De masse moléculaire inférieure à 500, il est composé de quatre à six acides aminés. Il est d’autant plus actif que les follicules sont plus petits.
→ granulosa, aromatisation, androgènes, LH
inhibiteur de la lutéinisation l.m.
luteinization inhibitor
Hormone ou cybernine ovarienne normalement produite par les cellules de la granulosa qui s’oppose à leur lutéinisation pendant la période folliculaire, jusqu'à l’ovulation.
inhibiteur de la maturation ovocytaire l.m.
ovocyte maturation inhibitor
Hormone ou cybernine ovarienne s’opposant à la maturation de l’ovocyte dans les follicules non dominants ou non recrutés au cours d’un cycle.
inhibiteur de la monoamine oxydase l.m.
monoamine oxydase inhibitor
Sigle : IMAO
→ monoamine oxydase (inhibiteur de la)
inhibiteur de la rénine l.m.
inhibiting factor of the renin
Médicament exerçant une activité directe et sélective sur la rénine bloquant la conversion de l’angiotensinogène en angiotensine I de 50 à 80 %, utilisé dans le traitement de l’hypertension artérielle.
Le médicament actuellement disponible est l’aliskiren.
→ antihypertenseur (médicament)
inhibiteur de tyrosine kinase l.m.
→ imatinib
[C1, O4]
Édit. 2020
inhibiteur de la voie du facteur tissulaire l.m.
tissue factor pathway inhibitor. sigle (TFPI).
Facteur naturel qui s'oppose à l'initiation ou au développement de la coagulation, aussi connu sous le nom d'inhibiteur de la voie extrinsèque de la coagulation (Extrinsic Pathway Inhibitor ou EPI) ou LACI (Lipoprotein Associated Coagulation Inhibitor) ou encore PAP (Plasma Anticoagulant Protein).
Il existe sous différentes formes moléculaires, dont deux majeures de masse moléculaire apparente 40 et 33 kDa. Ses séquences protéique et génomique sont connues et il peut être obtenu par recombinaison génétique. Sa concentration plasmatique est de 110 ng/mL soit 2,5 nM. La forme circulante est en grande partie liée à l'apolipoprotéine A II. Une part importante n'est pas circulante, mais retenue par les glycosaminoglycanes qui forment le manteau à la surface luminale des cellules endothéliales. Il exerce son activité inhibitrice en se fixant à du facteur X déjà activé pour empêcher que le complexe initiateur de la voie extrinsèque (le couple formé par le facteur VII sous sa forme activée et son activateur, le facteur tissulaire) ne continue à exercer son action sur la coagulation.
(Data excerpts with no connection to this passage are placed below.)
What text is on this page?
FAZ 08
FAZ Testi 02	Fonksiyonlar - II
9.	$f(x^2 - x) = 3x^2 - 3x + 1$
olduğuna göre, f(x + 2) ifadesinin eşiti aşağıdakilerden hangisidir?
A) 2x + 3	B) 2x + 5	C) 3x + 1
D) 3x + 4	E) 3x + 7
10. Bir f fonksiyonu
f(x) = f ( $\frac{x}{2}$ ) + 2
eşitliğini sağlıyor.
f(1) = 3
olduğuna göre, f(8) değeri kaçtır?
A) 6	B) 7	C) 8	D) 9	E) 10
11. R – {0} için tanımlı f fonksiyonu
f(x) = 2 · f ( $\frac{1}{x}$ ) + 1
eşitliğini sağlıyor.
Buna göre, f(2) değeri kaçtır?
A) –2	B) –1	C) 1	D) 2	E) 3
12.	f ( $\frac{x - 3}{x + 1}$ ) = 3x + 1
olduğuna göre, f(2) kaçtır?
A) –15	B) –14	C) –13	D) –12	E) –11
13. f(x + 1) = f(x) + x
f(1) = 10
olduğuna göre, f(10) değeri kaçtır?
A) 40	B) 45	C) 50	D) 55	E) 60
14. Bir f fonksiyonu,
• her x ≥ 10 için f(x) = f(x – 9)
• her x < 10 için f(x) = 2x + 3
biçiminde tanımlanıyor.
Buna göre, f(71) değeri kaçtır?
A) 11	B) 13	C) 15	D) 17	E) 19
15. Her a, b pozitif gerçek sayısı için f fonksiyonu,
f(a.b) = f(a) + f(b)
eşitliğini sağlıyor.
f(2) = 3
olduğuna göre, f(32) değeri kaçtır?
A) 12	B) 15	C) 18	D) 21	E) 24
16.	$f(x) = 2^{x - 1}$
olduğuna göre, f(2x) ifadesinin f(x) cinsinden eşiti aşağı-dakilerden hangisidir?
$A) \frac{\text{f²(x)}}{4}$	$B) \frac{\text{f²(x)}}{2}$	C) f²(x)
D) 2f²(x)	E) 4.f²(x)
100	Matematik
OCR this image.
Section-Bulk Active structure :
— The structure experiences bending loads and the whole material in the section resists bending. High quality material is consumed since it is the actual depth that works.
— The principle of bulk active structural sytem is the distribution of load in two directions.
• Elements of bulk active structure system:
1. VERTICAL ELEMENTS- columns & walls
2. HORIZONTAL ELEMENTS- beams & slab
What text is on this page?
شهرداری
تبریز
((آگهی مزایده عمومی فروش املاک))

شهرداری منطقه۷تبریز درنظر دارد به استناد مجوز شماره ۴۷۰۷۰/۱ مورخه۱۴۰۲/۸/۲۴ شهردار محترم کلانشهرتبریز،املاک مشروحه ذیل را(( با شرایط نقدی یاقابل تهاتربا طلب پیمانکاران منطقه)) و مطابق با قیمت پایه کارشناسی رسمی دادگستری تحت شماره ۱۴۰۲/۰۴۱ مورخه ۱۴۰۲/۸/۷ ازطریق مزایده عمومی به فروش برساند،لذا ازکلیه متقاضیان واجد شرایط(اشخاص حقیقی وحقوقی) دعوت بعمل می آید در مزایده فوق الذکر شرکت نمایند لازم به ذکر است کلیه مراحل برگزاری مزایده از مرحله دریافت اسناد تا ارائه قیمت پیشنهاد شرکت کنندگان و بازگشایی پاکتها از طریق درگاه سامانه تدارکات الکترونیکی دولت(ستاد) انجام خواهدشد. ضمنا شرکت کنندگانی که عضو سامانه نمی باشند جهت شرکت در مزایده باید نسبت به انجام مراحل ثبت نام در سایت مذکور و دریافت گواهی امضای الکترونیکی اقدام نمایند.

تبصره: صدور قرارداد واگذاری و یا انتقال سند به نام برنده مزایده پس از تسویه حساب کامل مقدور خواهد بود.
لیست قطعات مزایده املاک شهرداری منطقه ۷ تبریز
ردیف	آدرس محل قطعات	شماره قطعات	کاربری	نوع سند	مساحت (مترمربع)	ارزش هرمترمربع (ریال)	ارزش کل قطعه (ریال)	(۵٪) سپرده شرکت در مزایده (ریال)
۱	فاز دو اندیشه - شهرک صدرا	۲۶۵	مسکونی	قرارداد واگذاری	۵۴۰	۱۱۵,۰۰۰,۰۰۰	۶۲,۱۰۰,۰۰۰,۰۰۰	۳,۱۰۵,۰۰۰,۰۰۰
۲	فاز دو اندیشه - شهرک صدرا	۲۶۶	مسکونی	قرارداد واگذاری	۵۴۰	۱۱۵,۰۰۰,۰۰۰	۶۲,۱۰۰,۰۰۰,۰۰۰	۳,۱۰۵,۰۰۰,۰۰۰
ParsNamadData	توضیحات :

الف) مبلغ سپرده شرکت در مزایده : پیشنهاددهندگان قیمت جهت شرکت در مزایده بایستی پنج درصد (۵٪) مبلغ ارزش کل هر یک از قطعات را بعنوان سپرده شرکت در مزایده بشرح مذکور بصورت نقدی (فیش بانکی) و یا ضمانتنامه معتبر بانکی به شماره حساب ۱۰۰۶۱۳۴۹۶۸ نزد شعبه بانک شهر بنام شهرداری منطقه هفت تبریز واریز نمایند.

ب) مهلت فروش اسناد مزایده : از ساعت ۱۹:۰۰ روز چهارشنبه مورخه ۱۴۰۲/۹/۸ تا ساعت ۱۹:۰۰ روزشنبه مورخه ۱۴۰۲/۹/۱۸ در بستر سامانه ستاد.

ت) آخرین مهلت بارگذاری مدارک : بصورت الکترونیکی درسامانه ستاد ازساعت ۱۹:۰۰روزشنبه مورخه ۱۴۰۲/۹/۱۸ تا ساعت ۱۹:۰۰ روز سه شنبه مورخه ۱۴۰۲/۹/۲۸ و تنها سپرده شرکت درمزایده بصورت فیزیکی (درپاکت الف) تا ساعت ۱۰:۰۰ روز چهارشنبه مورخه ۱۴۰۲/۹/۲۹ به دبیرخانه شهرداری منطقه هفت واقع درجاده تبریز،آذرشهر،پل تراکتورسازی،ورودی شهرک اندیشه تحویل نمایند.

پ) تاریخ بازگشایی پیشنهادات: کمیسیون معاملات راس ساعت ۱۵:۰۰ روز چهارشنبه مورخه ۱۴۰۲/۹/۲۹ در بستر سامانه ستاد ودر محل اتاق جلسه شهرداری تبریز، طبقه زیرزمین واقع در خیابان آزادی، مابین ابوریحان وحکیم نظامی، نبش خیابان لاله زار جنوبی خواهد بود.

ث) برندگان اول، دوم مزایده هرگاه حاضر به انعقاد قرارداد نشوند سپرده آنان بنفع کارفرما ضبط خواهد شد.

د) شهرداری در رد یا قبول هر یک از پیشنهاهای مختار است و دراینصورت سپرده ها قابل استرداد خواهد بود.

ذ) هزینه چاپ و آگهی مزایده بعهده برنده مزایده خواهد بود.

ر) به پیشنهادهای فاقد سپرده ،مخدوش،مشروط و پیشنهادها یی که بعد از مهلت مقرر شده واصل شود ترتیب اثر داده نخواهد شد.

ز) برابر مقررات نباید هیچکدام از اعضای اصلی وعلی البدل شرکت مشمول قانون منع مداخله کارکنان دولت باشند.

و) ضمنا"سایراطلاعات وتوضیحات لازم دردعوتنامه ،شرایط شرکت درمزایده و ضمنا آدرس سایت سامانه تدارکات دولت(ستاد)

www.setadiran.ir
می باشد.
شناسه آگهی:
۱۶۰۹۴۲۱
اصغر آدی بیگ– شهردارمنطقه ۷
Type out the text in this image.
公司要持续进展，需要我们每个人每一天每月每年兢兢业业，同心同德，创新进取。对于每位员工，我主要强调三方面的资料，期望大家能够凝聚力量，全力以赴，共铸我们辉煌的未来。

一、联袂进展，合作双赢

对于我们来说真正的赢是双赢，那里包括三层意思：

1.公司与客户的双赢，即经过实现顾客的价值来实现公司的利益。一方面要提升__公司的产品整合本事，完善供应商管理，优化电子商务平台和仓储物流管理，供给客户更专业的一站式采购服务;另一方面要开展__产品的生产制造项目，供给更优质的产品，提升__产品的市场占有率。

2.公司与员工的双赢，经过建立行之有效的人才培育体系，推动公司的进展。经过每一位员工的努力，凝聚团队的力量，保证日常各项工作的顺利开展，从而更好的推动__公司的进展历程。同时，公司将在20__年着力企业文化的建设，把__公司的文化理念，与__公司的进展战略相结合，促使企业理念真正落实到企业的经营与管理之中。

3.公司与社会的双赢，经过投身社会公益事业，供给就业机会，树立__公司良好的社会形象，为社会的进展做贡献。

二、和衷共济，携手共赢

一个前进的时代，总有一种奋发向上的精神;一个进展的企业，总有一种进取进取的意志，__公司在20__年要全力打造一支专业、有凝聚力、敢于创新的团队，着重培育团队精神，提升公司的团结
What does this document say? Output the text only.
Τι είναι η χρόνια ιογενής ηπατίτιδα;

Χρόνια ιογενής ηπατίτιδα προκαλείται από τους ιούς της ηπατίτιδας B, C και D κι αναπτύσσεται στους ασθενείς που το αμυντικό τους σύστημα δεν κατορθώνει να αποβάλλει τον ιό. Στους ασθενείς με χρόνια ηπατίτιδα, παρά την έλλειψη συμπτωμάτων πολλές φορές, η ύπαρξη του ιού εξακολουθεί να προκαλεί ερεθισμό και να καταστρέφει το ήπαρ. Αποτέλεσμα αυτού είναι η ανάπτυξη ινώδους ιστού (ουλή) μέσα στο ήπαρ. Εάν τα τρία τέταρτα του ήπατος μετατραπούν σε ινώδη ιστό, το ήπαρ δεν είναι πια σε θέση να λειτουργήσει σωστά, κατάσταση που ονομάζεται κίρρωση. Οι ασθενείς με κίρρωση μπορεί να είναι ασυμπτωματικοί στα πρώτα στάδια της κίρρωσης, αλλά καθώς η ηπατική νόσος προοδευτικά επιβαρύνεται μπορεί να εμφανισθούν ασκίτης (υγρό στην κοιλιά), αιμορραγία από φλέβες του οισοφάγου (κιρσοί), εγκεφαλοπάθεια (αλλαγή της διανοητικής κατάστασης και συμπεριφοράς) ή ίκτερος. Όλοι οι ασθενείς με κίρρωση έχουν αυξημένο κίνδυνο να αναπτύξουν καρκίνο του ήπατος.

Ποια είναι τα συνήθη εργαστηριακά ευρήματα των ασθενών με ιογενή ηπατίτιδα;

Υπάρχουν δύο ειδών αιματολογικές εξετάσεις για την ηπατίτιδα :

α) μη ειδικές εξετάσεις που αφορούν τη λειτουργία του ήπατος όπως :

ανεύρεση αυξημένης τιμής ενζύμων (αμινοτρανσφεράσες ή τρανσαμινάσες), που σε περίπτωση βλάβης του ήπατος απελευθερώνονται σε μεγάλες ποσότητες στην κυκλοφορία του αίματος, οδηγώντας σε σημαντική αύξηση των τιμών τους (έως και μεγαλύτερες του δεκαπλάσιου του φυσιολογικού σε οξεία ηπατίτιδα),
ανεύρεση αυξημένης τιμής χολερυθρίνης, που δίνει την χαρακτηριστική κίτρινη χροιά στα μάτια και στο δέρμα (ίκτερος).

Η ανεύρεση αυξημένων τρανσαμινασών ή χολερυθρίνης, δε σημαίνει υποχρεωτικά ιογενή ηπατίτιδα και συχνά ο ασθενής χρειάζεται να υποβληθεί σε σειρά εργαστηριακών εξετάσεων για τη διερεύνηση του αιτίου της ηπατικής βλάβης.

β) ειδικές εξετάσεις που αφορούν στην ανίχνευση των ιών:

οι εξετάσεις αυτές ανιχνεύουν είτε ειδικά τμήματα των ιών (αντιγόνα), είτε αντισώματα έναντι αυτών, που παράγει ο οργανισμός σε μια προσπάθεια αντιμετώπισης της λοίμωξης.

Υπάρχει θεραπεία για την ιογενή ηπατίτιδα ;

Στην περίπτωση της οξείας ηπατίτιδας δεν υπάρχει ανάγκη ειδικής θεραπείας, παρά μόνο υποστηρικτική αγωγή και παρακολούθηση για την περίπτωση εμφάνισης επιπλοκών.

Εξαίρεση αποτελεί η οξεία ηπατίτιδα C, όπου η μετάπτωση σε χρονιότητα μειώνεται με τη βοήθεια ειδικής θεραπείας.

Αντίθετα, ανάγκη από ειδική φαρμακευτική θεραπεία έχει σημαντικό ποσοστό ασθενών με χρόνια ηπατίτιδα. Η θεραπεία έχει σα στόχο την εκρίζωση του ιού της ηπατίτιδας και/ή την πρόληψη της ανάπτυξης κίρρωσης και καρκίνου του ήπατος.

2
inhibiteur de l'intégrase du VIH l.m.
inhibiting factor of the intégrase
Inhibiteur de l’activité catalytique de l’intégrase, enzyme codé par le VIH, indispensable à sa réplication
Qui nécessite l’intégration du génome viral dans celui de la cellule hôte.
C’est le raltégravir prescrit en association avec d’autres antiviraux chez des patients adultes.
inhibiteur de type 1 de l'activateur du plasminogène l.m.
plasminogen activator inhibitor type 1 (PAI-1)
Glycoprotéine monocaténaire, de masse moléculaire voisine de 50 kDa, biosynthétisée par les cellules endothéliales vasculaires, par les hépatocytes, par le placenta, et également libérée à partir des plaquettes sanguines sous forme inactive.
La vitronectine se lie au PAI-1 d'origine plasmatique ou plaquettaire et le stabilise. Le PAI-1 inhibe l'activité de l'activateur du plasminogène d'origine tissulaire (t-PA) ou de l'urokinase en formant un complexe stœchiométrique réversible, puis irréversible. Son dosage est possible par des tests immunologiques ou fonctionnels. En physiologie, sa concentration est augmentée au cours de la grossesse et en pathologie, elle l’est au cours de l'obésité, des thromboses, des cancers, des affections hépatiques, du choc septique ou dans les situations postopératoires.